Osborn, 961 S.W.2d 408, 411 (Tex. App.—Houston [1st Dist.] 1997, pet. denied)).
While a court must provide ‘reasonable notice of not less than forty-five days to the parties of a first setting for trial,’ [TEX. R. CIV. P.] 245, a party must 18 timely and specifically object to the first trial setting on the basis of insufficiency of notice to preserve such a complaint for review.

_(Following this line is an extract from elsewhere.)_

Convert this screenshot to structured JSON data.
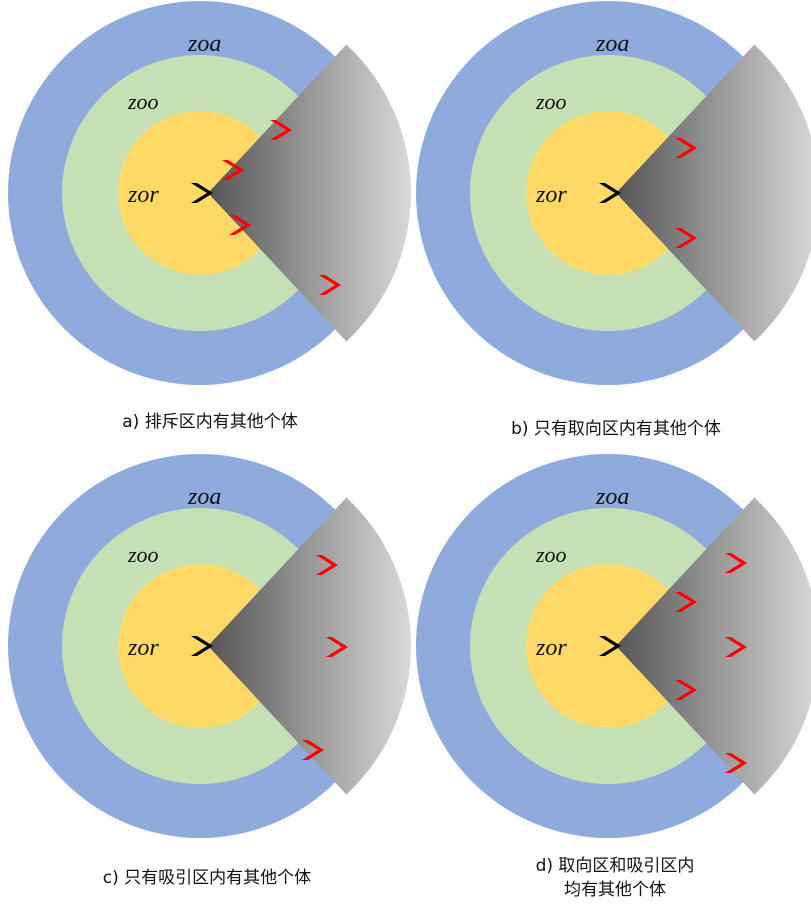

DePriest, 2026 WL 774095, at *2 (citing Abend, 466 S.W.3d at 886; Keith v. Keith, 221 S.W.3d
156, 163 (Tex. App.—Houston [14th Dist.] 2006, no pet.)). Mother never raised an objection to
the first trial setting on the basis of insufficient notice. As such, Mother has not demonstrated
that she has preserved this complaint. See TEX. R. APP. P. 33.1(a).
Here, although Mother did file an objection to the final trial setting on December 11,
claiming that she did not receive reasonable notice under Rule 245, nothing shows that Mother’s
notice of the second trial date was unreasonable.
As a result, I would affirm the judgment of the trial court.